Zadina was born on March 23, 1994, and grew up the town of Poplar, Wisconsin. His parents raised llamas. As a boy, he worked in theatre, appearing in plays at the Duluth Playhouse. His parents are Simon and Marcy Zadina and his brother is named Carson. At eleven years old, he became a national champion llama exhibitor. He also worked as a model for the department store chain Target. He attended Northwestern Middle School in Poplar until he moved to California.

== Career ==

In 2006, Zadina went to Minneapolis to audition for a talent search conducted by the ProScout talent agency. He was one of 300 children auditioning. He signed with an agent after the auditions, and moved to Los Angeles with his mother and began auditioning for shows; in his spare time he worked with an acting coach. He moved to Los Angeles in 2006 and had his first role in a nationally televised show called Stand by Me Alone.

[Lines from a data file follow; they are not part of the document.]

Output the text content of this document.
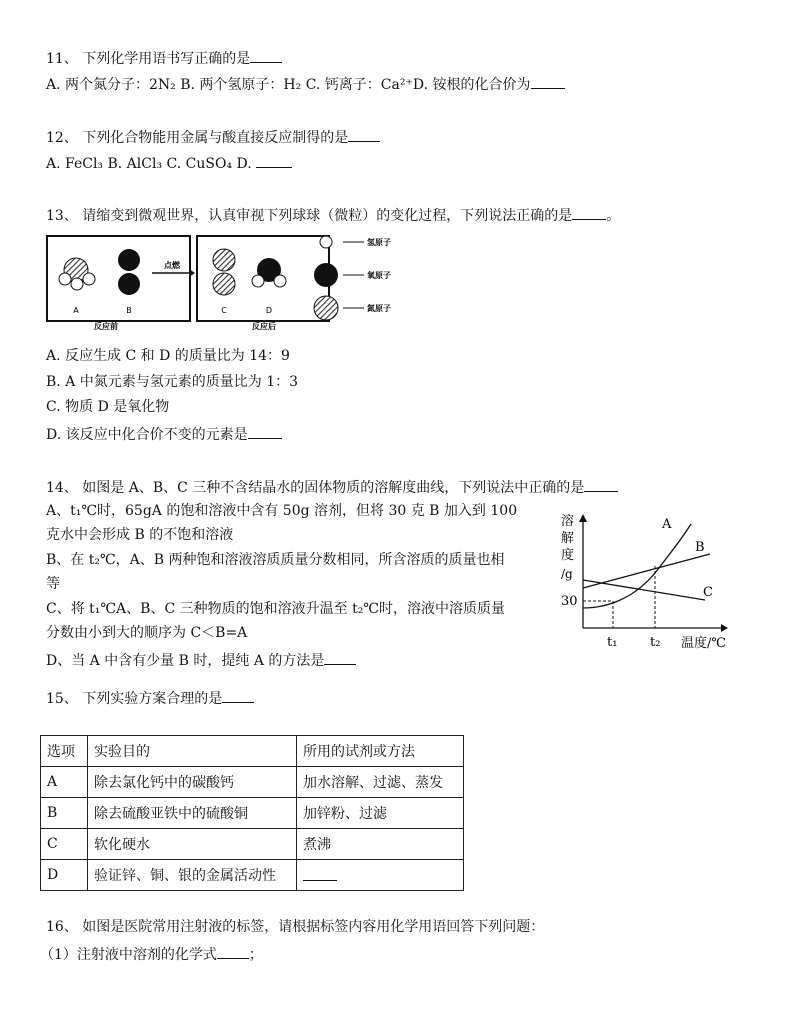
11、 下列化学用语书写正确的是
A. 两个氮分子：2N₂ B. 两个氢原子：H₂ C. 钙离子：Ca²⁺D. 铵根的化合价为
12、 下列化合物能用金属与酸直接反应制得的是
A. FeCl₃ B. AlCl₃ C. CuSO₄ D.
13、 请缩变到微观世界，认真审视下列球球（微粒）的变化过程，下列说法正确的是 。
A	B
反应前
点燃
C	D
反应后
氢原子
氧原子
氮原子
A. 反应生成 C 和 D 的质量比为 14：9
B. A 中氮元素与氢元素的质量比为 1：3
C. 物质 D 是氧化物
D. 该反应中化合价不变的元素是
14、 如图是 A、B、C 三种不含结晶水的固体物质的溶解度曲线，下列说法中正确的是
A、t₁℃时，65gA 的饱和溶液中含有 50g 溶剂，但将 30 克 B 加入到 100
克水中会形成 B 的不饱和溶液
B、在 t₂℃，A、B 两种饱和溶液溶质质量分数相同，所含溶质的质量也相
等
C、将 t₁℃A、B、C 三种物质的饱和溶液升温至 t₂℃时，溶液中溶质质量
分数由小到大的顺序为 C＜B=A
D、当 A 中含有少量 B 时，提纯 A 的方法是
溶
解
度
/g
30
t₁	t₂ 温度/℃
A
B
C
15、 下列实验方案合理的是
选项	实验目的	所用的试剂或方法
A	除去氯化钙中的碳酸钙	加水溶解、过滤、蒸发
B	除去硫酸亚铁中的硫酸铜	加锌粉、过滤
C	软化硬水	煮沸
D	验证锌、铜、银的金属活动性	
16、 如图是医院常用注射液的标签，请根据标签内容用化学用语回答下列问题：
（1）注射液中溶剂的化学式 ；
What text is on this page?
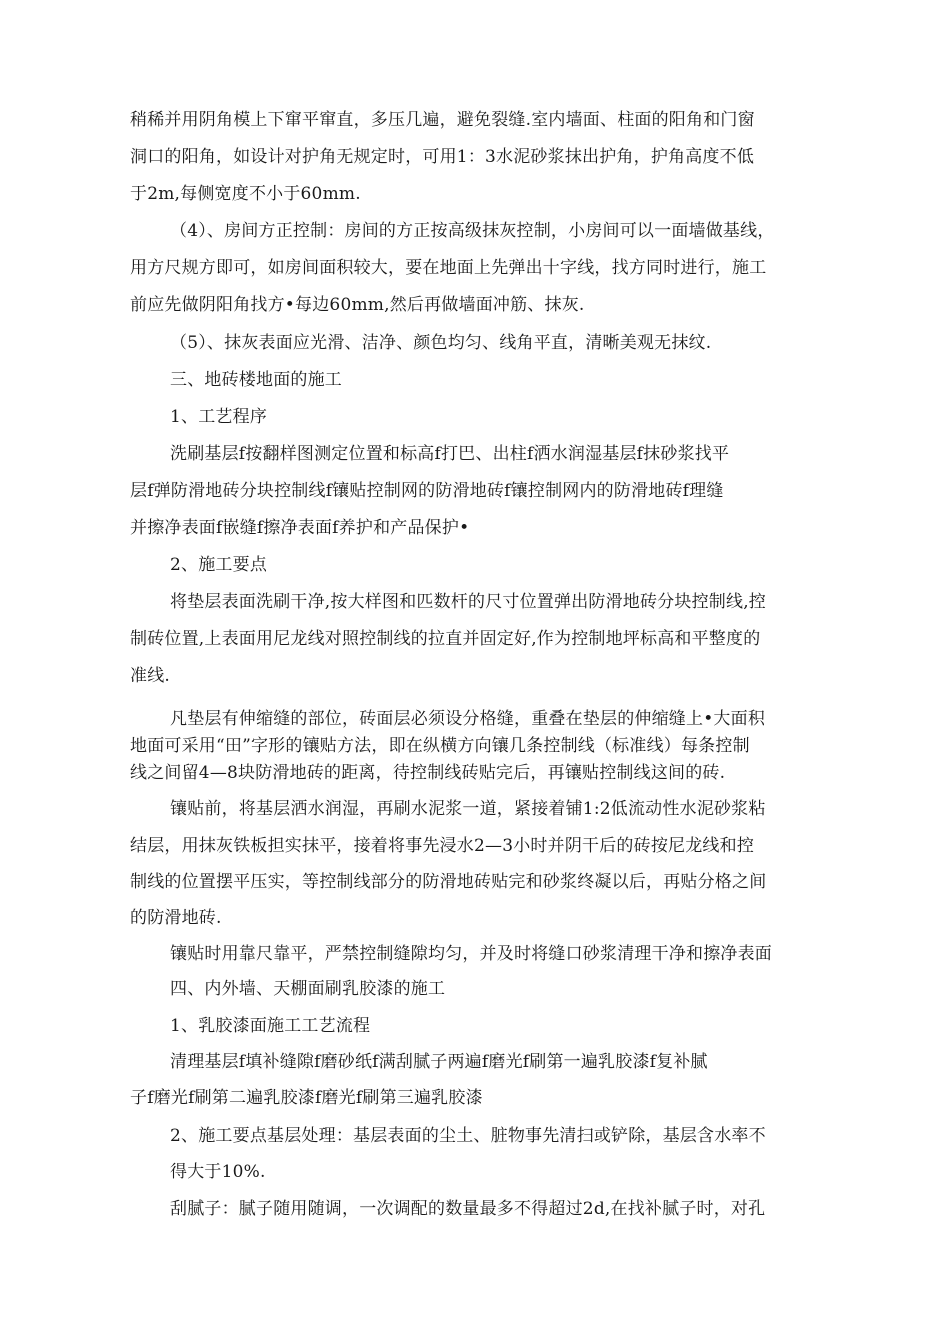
稍稀并用阴角模上下窜平窜直，多压几遍，避免裂缝.室内墙面、柱面的阳角和门窗
洞口的阳角，如设计对护角无规定时，可用1：3水泥砂浆抹出护角，护角高度不低
于2m,每侧宽度不小于60mm.
（4）、房间方正控制：房间的方正按高级抹灰控制，小房间可以一面墙做基线，
用方尺规方即可，如房间面积较大，要在地面上先弹出十字线，找方同时进行，施工
前应先做阴阳角找方•每边60mm,然后再做墙面冲筋、抹灰.
（5）、抹灰表面应光滑、洁净、颜色均匀、线角平直，清晰美观无抹纹.
三、地砖楼地面的施工
1、工艺程序
洗刷基层f按翻样图测定位置和标高f打巴、出柱f洒水润湿基层f抹砂浆找平
层f弹防滑地砖分块控制线f镶贴控制网的防滑地砖f镶控制网内的防滑地砖f理缝
并擦净表面f嵌缝f擦净表面f养护和产品保护•
2、施工要点
将垫层表面洗刷干净,按大样图和匹数杆的尺寸位置弹出防滑地砖分块控制线,控
制砖位置,上表面用尼龙线对照控制线的拉直并固定好,作为控制地坪标高和平整度的
准线.
凡垫层有伸缩缝的部位，砖面层必须设分格缝，重叠在垫层的伸缩缝上•大面积
地面可采用“田”字形的镶贴方法，即在纵横方向镶几条控制线（标准线）每条控制
线之间留4—8块防滑地砖的距离，待控制线砖贴完后，再镶贴控制线这间的砖.
镶贴前，将基层洒水润湿，再刷水泥浆一道，紧接着铺1:2低流动性水泥砂浆粘
结层，用抹灰铁板担实抹平，接着将事先浸水2—3小时并阴干后的砖按尼龙线和控
制线的位置摆平压实，等控制线部分的防滑地砖贴完和砂浆终凝以后，再贴分格之间
的防滑地砖.
镶贴时用靠尺靠平，严禁控制缝隙均匀，并及时将缝口砂浆清理干净和擦净表面
四、内外墙、天棚面刷乳胶漆的施工
1、乳胶漆面施工工艺流程
清理基层f填补缝隙f磨砂纸f满刮腻子两遍f磨光f刷第一遍乳胶漆f复补腻
子f磨光f刷第二遍乳胶漆f磨光f刷第三遍乳胶漆
2、施工要点基层处理：基层表面的尘土、脏物事先清扫或铲除，基层含水率不
得大于10%.
刮腻子：腻子随用随调，一次调配的数量最多不得超过2d,在找补腻子时，对孔
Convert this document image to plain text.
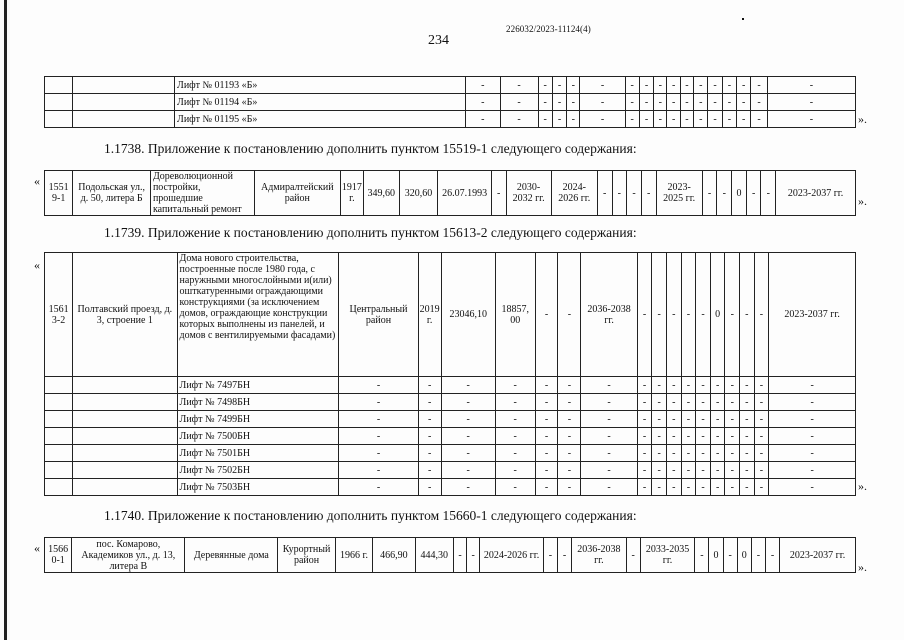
226032/2023-11124(4)
234
		Лифт № 01193 «Б»	-	-	-	-	-	-	-	-	-	-	-	-	-	-	-	-	-
		Лифт № 01194 «Б»	-	-	-	-	-	-	-	-	-	-	-	-	-	-	-	-	-
		Лифт № 01195 «Б»	-	-	-	-	-	-	-	-	-	-	-	-	-	-	-	-	-	».
1.1738. Приложение к постановлению дополнить пунктом 15519-1 следующего содержания:
« 1551 9-1	Подольская ул., д. 50, литера Б	Дореволюционной постройки, прошедшие капитальный ремонт	Адмиралтейский район	1917 г.	349,60	320,60	26.07.1993	-	2030-2032 гг.	2024-2026 гг.	-	-	-	-	2023-2025 гг.	-	-	0	-	-	2023-2037 гг.
».
1.1739. Приложение к постановлению дополнить пунктом 15613-2 следующего содержания:
«
1561 3-2	Полтавский проезд, д. 3, строение 1	Дома нового строительства, построенные после 1980 года, с наружными многослойными и(или) ошткатуренными ограждающими конструкциями (за исключением домов, ограждающие конструкции которых выполнены из панелей, и домов с вентилируемыми фасадами)	Центральный район	2019 г.	23046,10	18857, 00	-	-	2036-2038 гг.	-	-	-	-	-	0	-	-	-	2023-2037 гг.
		Лифт № 7497БН	-	-	-	-	-	-	-	-	-	-	-	-	-	-	-	-	-
		Лифт № 7498БН	-	-	-	-	-	-	-	-	-	-	-	-	-	-	-	-	-
		Лифт № 7499БН	-	-	-	-	-	-	-	-	-	-	-	-	-	-	-	-	-
		Лифт № 7500БН	-	-	-	-	-	-	-	-	-	-	-	-	-	-	-	-	-
		Лифт № 7501БН	-	-	-	-	-	-	-	-	-	-	-	-	-	-	-	-	-
		Лифт № 7502БН	-	-	-	-	-	-	-	-	-	-	-	-	-	-	-	-	-
		Лифт № 7503БН	-	-	-	-	-	-	-	-	-	-	-	-	-	-	-	-	-	».
1.1740. Приложение к постановлению дополнить пунктом 15660-1 следующего содержания:
« 1566 0-1	пос. Комарово, Академиков ул., д. 13, литера В	Деревянные дома	Курортный район	1966 г.	466,90	444,30	-	-	2024-2026 гг.	-	-	2036-2038 гг.	-	2033-2035 гг.	-	0	-	0	-	-	2023-2037 гг.
».
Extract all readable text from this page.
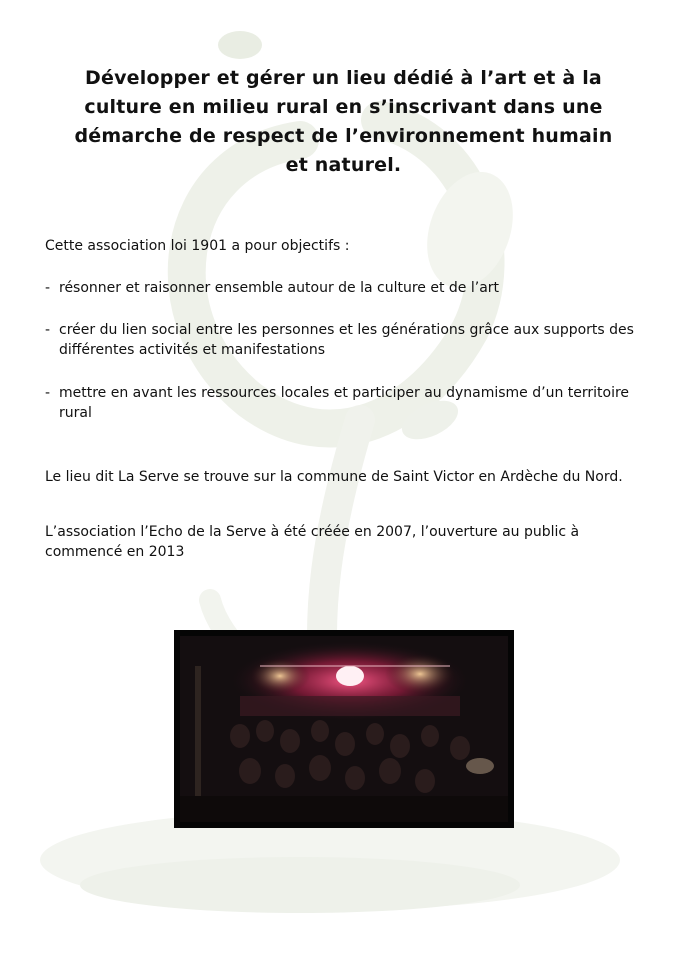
Développer et gérer un lieu dédié à l’art et à la culture en milieu rural en s’inscrivant dans une démarche de respect de l’environnement humain et naturel.
Cette association loi 1901 a pour objectifs :
- résonner et raisonner ensemble autour de la culture et de l’art
- créer du lien social entre les personnes et les générations grâce aux supports des différentes activités et manifestations
- mettre en avant les ressources locales et participer au dynamisme d’un territoire rural
Le lieu dit La Serve se trouve sur la commune de Saint Victor en Ardèche du Nord.
L’association l’Echo de la Serve à été créée en 2007, l’ouverture au public à commencé en 2013
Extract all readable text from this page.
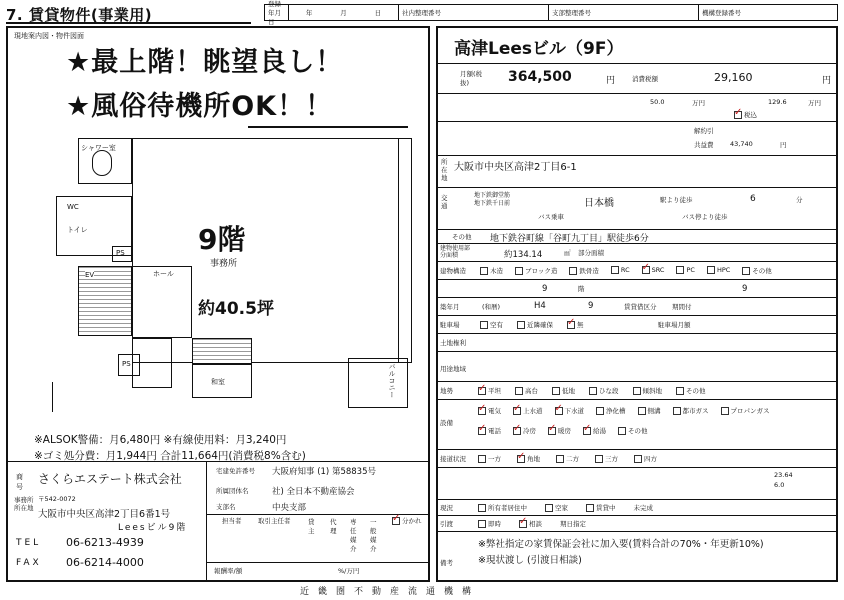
7. 賃貸物件(事業用)
登録年月日
年	月	日	社内整理番号	支部整理番号	機構登録番号
現地案内図・物件図面
★最上階！眺望良し！
★風俗待機所OK！！
シャワー室
WC
トイレ
PS
EV	ホール
PS
和室	バルコニー
9階
事務所
約40.5坪
※ALSOK警備：月6,480円 ※有線使用料：月3,240円
※ゴミ処分費：月1,944円 合計11,664円(消費税8%含む)
商号
さくらエステート株式会社
事務所所在地
〒542-0072
大阪市中央区高津2丁目6番1号
Leesビル9階
TEL 06-6213-4939
FAX 06-6214-4000
宅建免許番号 大阪府知事 (1) 第58835号
所属団体名	社) 全日本不動産協会
支部名	中央支部
担当者	取引主任者	貸主
代理
専任媒介
一般媒介
✓分かれ
報酬率/額	%/万円
高津Leesビル（9F）
月額(税抜)	364,500	円	消費税額	29,160	円
50.0	万円	129.6	万円
✓税込
解約引
共益費	43,740	円
所在地
大阪市中央区高津2丁目6-1
交通
地下鉄御堂筋 地下鉄千日前	日本橋	駅より徒歩	6	分
バス乗車	バス停より徒歩
その他 地下鉄谷町線「谷町九丁目」駅徒歩6分
建物使用部分面積	約134.14	㎡ 部分面積
建物構造	木造	ブロック造	鉄骨造	RC ✓	SRC	PC	HPC	その他
9	階	9
築年月	(和暦)	H4	9	賃貸借区分 期間付
駐車場	空有	近隣確保 ✓	無	駐車場月額
土地権利
用途地域
地勢 ✓	平坦	高台	低地	ひな段	傾斜地	その他
設備
✓電気 ✓	上水道 ✓	下水道	浄化槽	側溝	都市ガス	プロパンガス
✓電話 ✓	冷房 ✓	暖房 ✓	給湯	その他
接道状況	一方 ✓	角地	二方	三方	四方
23.64
6.0
現況	所有者居住中	空家	賃貸中	未完成
引渡	即時 ✓	相談	期日指定
備考
※弊社指定の家賃保証会社に加入要(賃料合計の70%・年更新10%)
※現状渡し (引渡日相談)
近畿圏不動産流通機構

In 2009, he guest starred as a transgender teen on Law & Order: Special Victims Unit in the episode "Transitions". When he learned that he would be playing a transgender teen he reportedly told the executive producer Neal Baer, "Wow, what am I going to tell my friends?" He was selected for the role after auditioning with almost 200 other boys. The role called for Bridger to cry and he said that he was able to cry on screen by thinking of his horse and pet llama back in Wisconsin. In 2010, he appeared in Numbers as Jim Mazzola Junior.

At 17 years old, Zadina appeared in the 2011 film Terri. In 2013, he starred alongside Lucas Till, Joel Courtney, and Ally Sheedy in the movie Sins of Our Youth. The Los Angeles Times criticized the movie, saying the plot in which teen drinking and guns lead to death was not surprising. In the movie Zadina plays one of four teen boys who drink alcohol and play with guns, killing a child.

In 2015, he was cast in the western Kill or Be Killed as an outlaw ventriloquist. In 2016, he featured in the FX show Better Things. He played the part of Harvey and had to take piano lessons for the part. In 2017, he played a drug user in the movie Ripped. The Los Angeles Times panned the film calling it an "eye roller". Also in 2017, he landed a recurring role on the television show Bosch.